Obviamente que toda esta boleia pela barca de Caronte se faz pelo grau dimensional de psicologia imposta por Klimov, seja através da impotência do seu protagonista, quase reduzido a uma somente perspetiva, seja pelos constantes foras-de-campo (os "travellings" "tarkovskianos" que perseguem Fyora, condicionando diversas vezes o ângulo do espectador) ou os ecos de trevor que se assumem como sonoplastia, como se transportasse a personagem para fora do seu corpo (porque esta sua carne já não lhe pertence). Eis um mero farrapo humano condenado a deambular nas cada vez mais escassas réstias de existência, citando "tintim por tintim" o negativismo extraído de Primo Levi.

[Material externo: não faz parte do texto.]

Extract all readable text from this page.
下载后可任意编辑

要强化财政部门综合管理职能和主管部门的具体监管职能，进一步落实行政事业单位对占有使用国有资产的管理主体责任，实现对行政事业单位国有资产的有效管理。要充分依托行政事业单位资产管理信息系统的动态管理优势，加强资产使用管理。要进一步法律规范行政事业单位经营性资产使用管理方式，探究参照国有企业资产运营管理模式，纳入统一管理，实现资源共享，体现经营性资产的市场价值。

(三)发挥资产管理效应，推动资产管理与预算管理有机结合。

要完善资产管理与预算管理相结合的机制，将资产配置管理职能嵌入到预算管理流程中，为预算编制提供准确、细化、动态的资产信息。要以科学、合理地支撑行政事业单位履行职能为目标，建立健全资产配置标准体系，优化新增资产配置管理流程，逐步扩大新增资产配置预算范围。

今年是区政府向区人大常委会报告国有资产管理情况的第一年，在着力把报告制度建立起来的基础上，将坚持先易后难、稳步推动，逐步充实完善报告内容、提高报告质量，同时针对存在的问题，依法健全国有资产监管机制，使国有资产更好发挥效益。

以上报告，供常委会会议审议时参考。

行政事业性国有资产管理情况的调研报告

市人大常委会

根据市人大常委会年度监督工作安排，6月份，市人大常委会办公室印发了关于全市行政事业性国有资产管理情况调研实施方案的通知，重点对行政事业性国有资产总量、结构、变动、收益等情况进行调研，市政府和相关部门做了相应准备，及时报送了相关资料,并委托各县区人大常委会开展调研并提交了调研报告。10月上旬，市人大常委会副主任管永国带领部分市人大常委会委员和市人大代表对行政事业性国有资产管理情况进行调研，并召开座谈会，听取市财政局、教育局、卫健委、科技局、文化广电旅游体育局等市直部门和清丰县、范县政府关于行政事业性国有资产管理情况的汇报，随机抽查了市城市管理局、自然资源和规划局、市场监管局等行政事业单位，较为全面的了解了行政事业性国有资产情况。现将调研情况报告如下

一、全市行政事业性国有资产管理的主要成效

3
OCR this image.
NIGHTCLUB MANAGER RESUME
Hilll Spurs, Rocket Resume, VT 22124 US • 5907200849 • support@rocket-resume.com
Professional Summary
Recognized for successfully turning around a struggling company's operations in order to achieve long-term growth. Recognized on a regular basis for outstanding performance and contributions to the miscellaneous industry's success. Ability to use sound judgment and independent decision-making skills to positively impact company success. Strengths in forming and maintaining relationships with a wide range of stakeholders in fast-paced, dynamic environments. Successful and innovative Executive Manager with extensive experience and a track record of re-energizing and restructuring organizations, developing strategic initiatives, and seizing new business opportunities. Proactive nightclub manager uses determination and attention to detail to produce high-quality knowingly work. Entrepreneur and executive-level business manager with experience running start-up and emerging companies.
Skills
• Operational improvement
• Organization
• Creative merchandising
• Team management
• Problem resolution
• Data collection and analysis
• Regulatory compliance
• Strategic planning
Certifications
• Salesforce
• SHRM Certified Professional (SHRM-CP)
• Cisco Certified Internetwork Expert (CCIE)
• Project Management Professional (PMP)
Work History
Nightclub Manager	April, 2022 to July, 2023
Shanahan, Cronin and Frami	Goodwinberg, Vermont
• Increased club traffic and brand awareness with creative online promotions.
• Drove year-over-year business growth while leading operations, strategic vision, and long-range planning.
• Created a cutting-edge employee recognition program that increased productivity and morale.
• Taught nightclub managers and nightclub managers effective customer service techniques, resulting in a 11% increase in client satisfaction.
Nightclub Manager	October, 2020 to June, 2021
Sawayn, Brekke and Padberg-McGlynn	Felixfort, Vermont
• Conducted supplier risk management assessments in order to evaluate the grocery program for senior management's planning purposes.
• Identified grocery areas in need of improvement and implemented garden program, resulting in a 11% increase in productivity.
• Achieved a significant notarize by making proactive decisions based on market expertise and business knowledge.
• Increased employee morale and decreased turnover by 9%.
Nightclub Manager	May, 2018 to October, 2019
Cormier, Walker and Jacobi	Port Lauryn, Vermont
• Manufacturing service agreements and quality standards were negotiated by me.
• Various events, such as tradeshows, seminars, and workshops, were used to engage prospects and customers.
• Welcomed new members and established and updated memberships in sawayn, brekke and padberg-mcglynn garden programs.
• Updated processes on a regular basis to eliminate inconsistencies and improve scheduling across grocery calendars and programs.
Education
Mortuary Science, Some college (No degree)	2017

Novamente recorrendo à melodia fúnebre do contraste, o assombro gemido que alustre como uma atmosfera sonora, partilha o seu espaço com Mozart, pontuando a sua “civilizada” barbárie – no fim de contas, como é dito num discurso seminal do militar das SS, toda a violência emanada é inibida de sentimento e remorso, uma limpeza étnica, um embate entre castas humanas e a produção de uma civilização superiorizada tendo em conta uma “gloriosa” História.
A desumanidade contamina qualquer imagem: “Vê e Vem” é, em toda a sua inglória, um filme produzido com um tenebroso gesto de revolta, pesar e repudia ideológica. Mas Klimov tece-o sem acórdãos descarados da propaganda, ruminando uma reprimida emoção, um "fardo" que pretende carregar colocando em risco a sua narrativa e o seu protagonista, o inocente que se metamorfoseia em frente aos nossos olhos.
"Vem e Vê": nos cinemas a 29 de agosto.